# Torque specs for carbon steerer



## bung (Jul 7, 2004)

I have an 07 Tarmac Comp and I'd like to rearrange some of the spacers on the steerer. I never received the owners manual for my bike. Can anyone give me the torque numbers for the stem and seat binder? I'm a bit nervous about over torquing carbon.


----------



## Dr_John (Oct 11, 2005)

Here's where all the Specialized component/frame instructions are. Download what you need, and keep them handy:

http://www.specialized.com/bc/SBCDownloads.jsp


----------



## bung (Jul 7, 2004)

^^^ Thank you sir!


----------



## cooltool (Feb 24, 2007)

Be very careful when tightning the stem to the steerer.

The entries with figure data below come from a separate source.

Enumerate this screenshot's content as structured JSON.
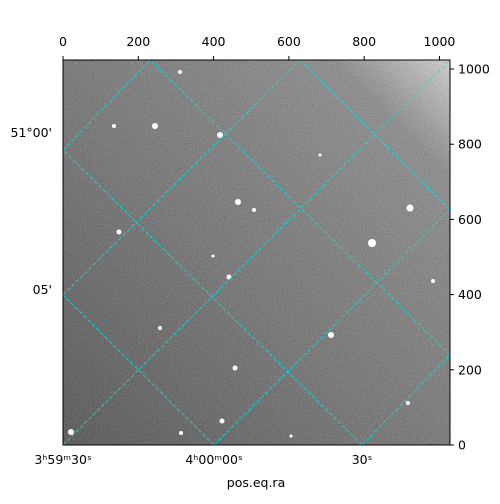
{
  "chart_data": {
    "type": "image",
    "xlabel": "pos.eq.ra",
    "xlim": [
      0,
      1028
    ],
    "xticks": [
      0,
      200,
      400,
      600,
      800,
      1000
    ],
    "ylim": [
      0,
      1024
    ],
    "yticks": [
      0,
      200,
      400,
      600,
      800,
      1000
    ],
    "ra_labels": [
      "3ʰ59ᵐ30ˢ",
      "4ʰ00ᵐ00ˢ",
      "30ˢ"
    ],
    "dec_labels": [
      "51°00'",
      "05'"
    ],
    "grid_color": "#00e5e5"
  }
}
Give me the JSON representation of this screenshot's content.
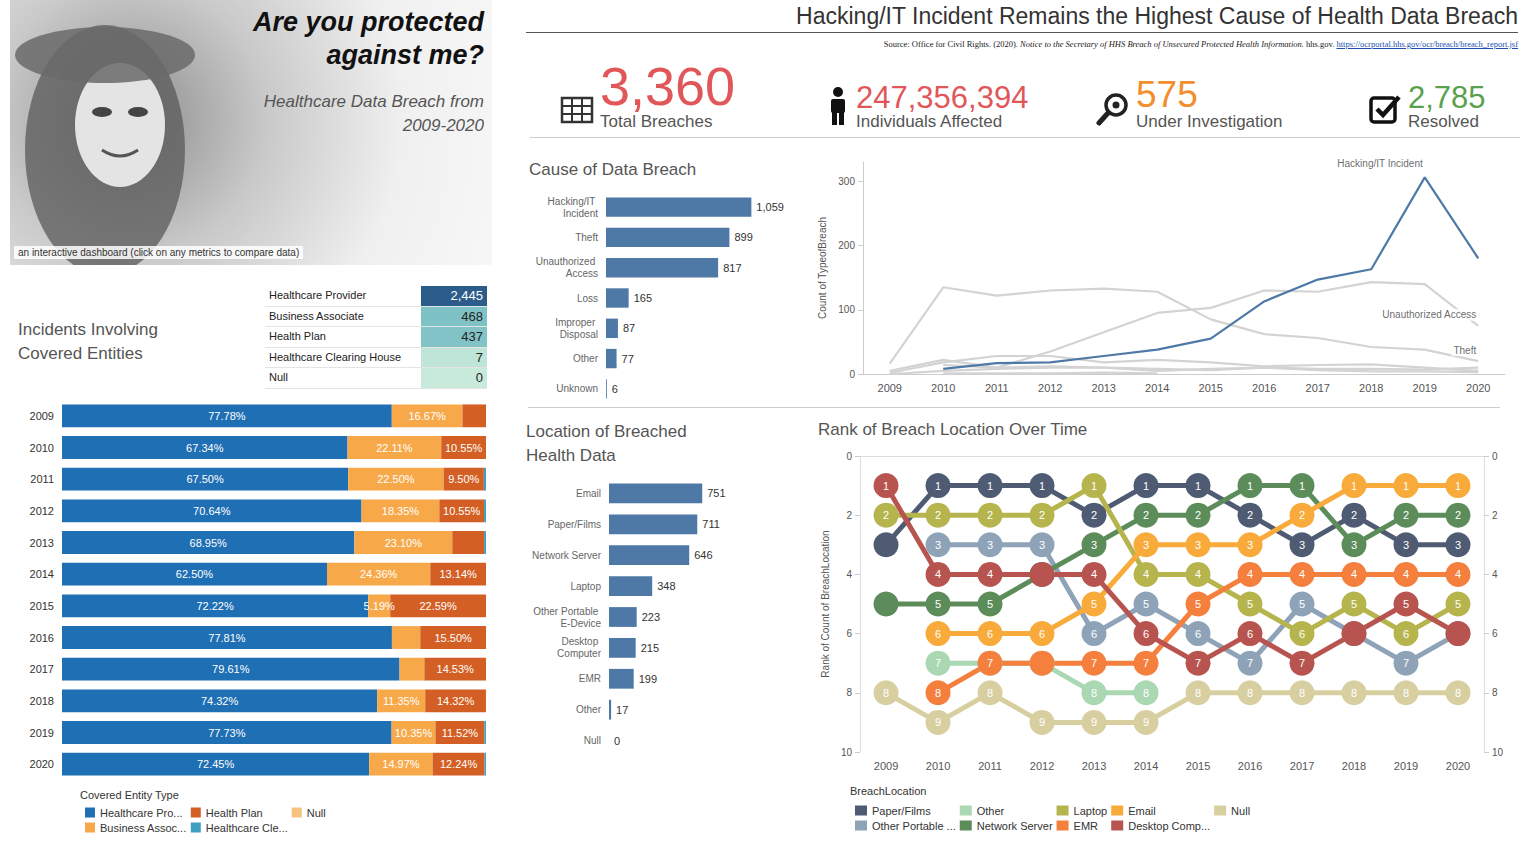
{
  "header": {
    "headline": "Are you protected against me?",
    "subtitle": "Healthcare Data Breach from 2009-2020",
    "caption": "an interactive dashboard (click on any metrics to compare data)",
    "title": "Hacking/IT Incident Remains the Highest Cause of Health Data Breach",
    "source": "Source: Office for Civil Rights. (2020).",
    "source_title": "Notice to the Secretary of HHS Breach of Unsecured Protected Health Information.",
    "source_site": "hhs.gov.",
    "source_url": "https://ocrportal.hhs.gov/ocr/breach/breach_report.jsf"
  },
  "kpis": [
    {
      "value": "3,360",
      "text": "Total Breaches",
      "color": "#e15759"
    },
    {
      "value": "247,356,394",
      "text": "Individuals Affected",
      "color": "#e15759"
    },
    {
      "value": "575",
      "text": "Under Investigation",
      "color": "#f28e2b"
    },
    {
      "value": "2,785",
      "text": "Resolved",
      "color": "#59a14f"
    }
  ],
  "table": {
    "title": "Incidents Involving Covered Entities",
    "rows": [
      {
        "name": "Healthcare Provider",
        "value": 2445,
        "label": "2,445"
      },
      {
        "name": "Business Associate",
        "value": 468,
        "label": "468"
      },
      {
        "name": "Health Plan",
        "value": 437,
        "label": "437"
      },
      {
        "name": "Healthcare Clearing House",
        "value": 7,
        "label": "7"
      },
      {
        "name": "Null",
        "value": 0,
        "label": "0"
      }
    ]
  },
  "chart_data": [
    {
      "type": "bar",
      "orientation": "horizontal",
      "stacked": true,
      "data_labels": true,
      "tick_labels": "y",
      "grid": false,
      "legend": "bottom",
      "legend_title": "Covered Entity Type",
      "categories": [
        "2009",
        "2010",
        "2011",
        "2012",
        "2013",
        "2014",
        "2015",
        "2016",
        "2017",
        "2018",
        "2019",
        "2020"
      ],
      "xlim": [
        0,
        100
      ],
      "series": [
        {
          "name": "Healthcare Pro...",
          "color": "#1f6fb4",
          "values": [
            77.78,
            67.34,
            67.5,
            70.64,
            68.95,
            62.5,
            72.22,
            77.81,
            79.61,
            74.32,
            77.73,
            72.45
          ],
          "value_labels": [
            "77.78%",
            "67.34%",
            "67.50%",
            "70.64%",
            "68.95%",
            "62.50%",
            "72.22%",
            "77.81%",
            "79.61%",
            "74.32%",
            "77.73%",
            "72.45%"
          ]
        },
        {
          "name": "Business Assoc...",
          "color": "#f7a94a",
          "values": [
            16.67,
            22.11,
            22.5,
            18.35,
            23.1,
            24.36,
            5.19,
            6.69,
            5.86,
            11.35,
            10.35,
            14.97
          ],
          "value_labels": [
            "16.67%",
            "22.11%",
            "22.50%",
            "18.35%",
            "23.10%",
            "24.36%",
            "5.19%",
            null,
            null,
            "11.35%",
            "10.35%",
            "14.97%"
          ]
        },
        {
          "name": "Health Plan",
          "color": "#d35f25",
          "values": [
            5.55,
            10.55,
            9.5,
            10.55,
            7.5,
            13.14,
            22.59,
            15.5,
            14.53,
            14.32,
            11.52,
            12.24
          ],
          "value_labels": [
            null,
            "10.55%",
            "9.50%",
            "10.55%",
            null,
            "13.14%",
            "22.59%",
            "15.50%",
            "14.53%",
            "14.32%",
            "11.52%",
            "12.24%"
          ]
        },
        {
          "name": "Healthcare Cle...",
          "color": "#3f9fc0",
          "values": [
            0,
            0,
            0.5,
            0.46,
            0.45,
            0,
            0,
            0,
            0,
            0,
            0.4,
            0.34
          ],
          "value_labels": [
            null,
            null,
            null,
            null,
            null,
            null,
            null,
            null,
            null,
            null,
            null,
            null
          ]
        },
        {
          "name": "Null",
          "color": "#f7c27e",
          "values": [
            0,
            0,
            0,
            0,
            0,
            0,
            0,
            0,
            0,
            0,
            0,
            0
          ],
          "value_labels": [
            null,
            null,
            null,
            null,
            null,
            null,
            null,
            null,
            null,
            null,
            null,
            null
          ]
        }
      ]
    },
    {
      "type": "bar",
      "orientation": "horizontal",
      "title": "Cause of Data Breach",
      "data_labels": true,
      "tick_labels": "y",
      "grid": false,
      "color": "#4e79a7",
      "xlim": [
        0,
        1100
      ],
      "categories": [
        "Hacking/IT Incident",
        "Theft",
        "Unauthorized Access",
        "Loss",
        "Improper Disposal",
        "Other",
        "Unknown"
      ],
      "values": [
        1059,
        899,
        817,
        165,
        87,
        77,
        6
      ],
      "value_labels": [
        "1,059",
        "899",
        "817",
        "165",
        "87",
        "77",
        "6"
      ]
    },
    {
      "type": "line",
      "y_label": "Count of TypeofBreach",
      "grid": false,
      "marker": "none",
      "categories": [
        "2009",
        "2010",
        "2011",
        "2012",
        "2013",
        "2014",
        "2015",
        "2016",
        "2017",
        "2018",
        "2019",
        "2020"
      ],
      "ylim": [
        0,
        330
      ],
      "yticks": [
        0,
        100,
        200,
        300
      ],
      "series": [
        {
          "name": "Theft",
          "color": "#d3d3d3",
          "values": [
            16,
            135,
            122,
            130,
            133,
            128,
            85,
            62,
            56,
            42,
            38,
            20
          ]
        },
        {
          "name": "Unauthorized Access",
          "color": "#d3d3d3",
          "values": [
            5,
            22,
            10,
            35,
            65,
            95,
            103,
            130,
            128,
            143,
            140,
            75
          ]
        },
        {
          "name": "Loss",
          "color": "#d3d3d3",
          "values": [
            2,
            18,
            28,
            28,
            18,
            22,
            18,
            12,
            14,
            15,
            10,
            5
          ]
        },
        {
          "name": "Improper Disposal",
          "color": "#d3d3d3",
          "values": [
            0,
            5,
            8,
            10,
            10,
            8,
            6,
            10,
            8,
            8,
            7,
            10
          ]
        },
        {
          "name": "Other",
          "color": "#d3d3d3",
          "values": [
            null,
            14,
            10,
            12,
            10,
            5,
            8,
            10,
            6,
            4,
            4,
            3
          ]
        },
        {
          "name": "Unknown",
          "color": "#d3d3d3",
          "values": [
            null,
            1,
            1,
            1,
            2,
            1,
            null,
            null,
            null,
            null,
            null,
            null
          ]
        },
        {
          "name": "Hacking/IT Incident",
          "color": "#4e79a7",
          "values": [
            null,
            8,
            17,
            18,
            28,
            38,
            55,
            113,
            147,
            163,
            306,
            180
          ]
        }
      ],
      "annotations": [
        {
          "text": "Hacking/IT Incident",
          "x": "2019",
          "y": 310
        },
        {
          "text": "Unauthorized Access",
          "x": "2020",
          "y": 75
        },
        {
          "text": "Theft",
          "x": "2020",
          "y": 20
        }
      ]
    },
    {
      "type": "bar",
      "orientation": "horizontal",
      "title": "Location of Breached Health Data",
      "data_labels": true,
      "tick_labels": "y",
      "grid": false,
      "color": "#4e79a7",
      "xlim": [
        0,
        1200
      ],
      "categories": [
        "Email",
        "Paper/Films",
        "Network Server",
        "Laptop",
        "Other Portable E-Device",
        "Desktop Computer",
        "EMR",
        "Other",
        "Null"
      ],
      "values": [
        751,
        711,
        646,
        348,
        223,
        215,
        199,
        17,
        0
      ]
    },
    {
      "type": "bump",
      "title": "Rank of Breach Location Over Time",
      "y_label": "Rank of Count of BreachLocation",
      "marker": "circle",
      "data_labels": true,
      "grid": false,
      "legend": "bottom",
      "legend_title": "BreachLocation",
      "categories": [
        "2009",
        "2010",
        "2011",
        "2012",
        "2013",
        "2014",
        "2015",
        "2016",
        "2017",
        "2018",
        "2019",
        "2020"
      ],
      "ylim": [
        0,
        10
      ],
      "yticks": [
        0,
        2,
        4,
        6,
        8,
        10
      ],
      "series": [
        {
          "name": "Paper/Films",
          "color": "#4e5b73",
          "values": [
            3,
            1,
            1,
            1,
            2,
            1,
            1,
            2,
            3,
            2,
            3,
            3
          ],
          "value_labels": [
            null,
            "1",
            "1",
            "1",
            "2",
            "1",
            "1",
            "2",
            "3",
            "2",
            "3",
            "3"
          ]
        },
        {
          "name": "Other Portable ...",
          "color": "#8fa3b8",
          "values": [
            null,
            3,
            3,
            3,
            6,
            5,
            6,
            7,
            5,
            6,
            7,
            6
          ],
          "value_labels": [
            null,
            "3",
            "3",
            "3",
            "6",
            "5",
            "6",
            "7",
            "5",
            null,
            "7",
            null
          ]
        },
        {
          "name": "Other",
          "color": "#a9d8b2",
          "values": [
            null,
            7,
            7,
            7,
            8,
            8,
            null,
            null,
            null,
            null,
            null,
            null
          ],
          "value_labels": [
            null,
            "7",
            null,
            null,
            "8",
            "8",
            null,
            null,
            null,
            null,
            null,
            null
          ]
        },
        {
          "name": "Network Server",
          "color": "#5b8c5a",
          "values": [
            5,
            5,
            5,
            4,
            3,
            2,
            2,
            1,
            1,
            3,
            2,
            2
          ],
          "value_labels": [
            null,
            "5",
            "5",
            null,
            "3",
            "2",
            "2",
            "1",
            "1",
            "3",
            "2",
            "2"
          ]
        },
        {
          "name": "Laptop",
          "color": "#b6b54d",
          "values": [
            2,
            2,
            2,
            2,
            1,
            4,
            4,
            5,
            6,
            5,
            6,
            5
          ],
          "value_labels": [
            "2",
            "2",
            "2",
            "2",
            "1",
            "4",
            "4",
            "5",
            "6",
            "5",
            "6",
            "5"
          ]
        },
        {
          "name": "EMR",
          "color": "#f57f3d",
          "values": [
            null,
            8,
            7,
            7,
            7,
            7,
            5,
            4,
            4,
            4,
            4,
            4
          ],
          "value_labels": [
            null,
            "8",
            "7",
            null,
            "7",
            "7",
            "5",
            "4",
            "4",
            "4",
            "4",
            "4"
          ]
        },
        {
          "name": "Email",
          "color": "#f8aa3b",
          "values": [
            null,
            6,
            6,
            6,
            5,
            3,
            3,
            3,
            2,
            1,
            1,
            1
          ],
          "value_labels": [
            null,
            "6",
            "6",
            "6",
            "5",
            "3",
            "3",
            "3",
            "2",
            "1",
            "1",
            "1"
          ]
        },
        {
          "name": "Desktop Comp...",
          "color": "#b85450",
          "values": [
            1,
            4,
            4,
            4,
            4,
            6,
            7,
            6,
            7,
            6,
            5,
            6
          ],
          "value_labels": [
            "1",
            "4",
            "4",
            null,
            "4",
            "6",
            "7",
            "6",
            "7",
            null,
            "5",
            null
          ]
        },
        {
          "name": "Null",
          "color": "#d8cfa1",
          "values": [
            8,
            9,
            8,
            9,
            9,
            9,
            8,
            8,
            8,
            8,
            8,
            8
          ],
          "value_labels": [
            "8",
            "9",
            "8",
            "9",
            "9",
            "9",
            "8",
            "8",
            "8",
            "8",
            "8",
            "8"
          ]
        }
      ]
    }
  ]
}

I managed to crack the steerer tube on 2 different Tarmac forks while following the torque specs that were sent with the bike. The torque recommendations listed on the sheet of paper (that came with my bike) and the link provided 2 posts above are wrong. They say to torque the stem to 75 in-ibf or no more than 90 in-ibf... If you do this, you are bound to crack a steerer. Follow the recommendations on the stem... 40 in-ibf or no more than 53-56 in-ibf. Make sure to tighten each bolt no more than 5-10 in-ibf at a time until you reach your desired setting. Also (Very important)... Make sure the plug inside the steerer is right in the center of where you are going to tighten your stem. This will insure even bolt torque. 

My first steerer cracked when I was still about 10 in-ibf away from Specialized's recommended Minimum torque setting... Pretty scary. My second steerer didn't crack right away. Approx. 2-3 months after I had installed the replacement fork, I thought to myself... I'm just gonna check to make sure everythings still OK. Glade I did. There was a crack, about 5-6mm in length, beginning at the top of the steerer. Both of these happened while following the torque specs listed on Specializeds web site (& the paper sent with my bike). 

Again... Just be careful!!!


----------



## Ardent (Mar 25, 2007)

Just to add, you should ALWAYS check the torque requirements for BOTH components when mating two together, and use the lower, especially with carbon. 

It's the reason why the manual for the stem and most of their parts says explicitly, with a big warning triangle:



> Warning: Recommended torques in this guide are specific for this Specialized product. Consult the owner's manual for the mating component's recommended torque. Always use the lower torque recommendation


I'm sorry that happened to you.


----------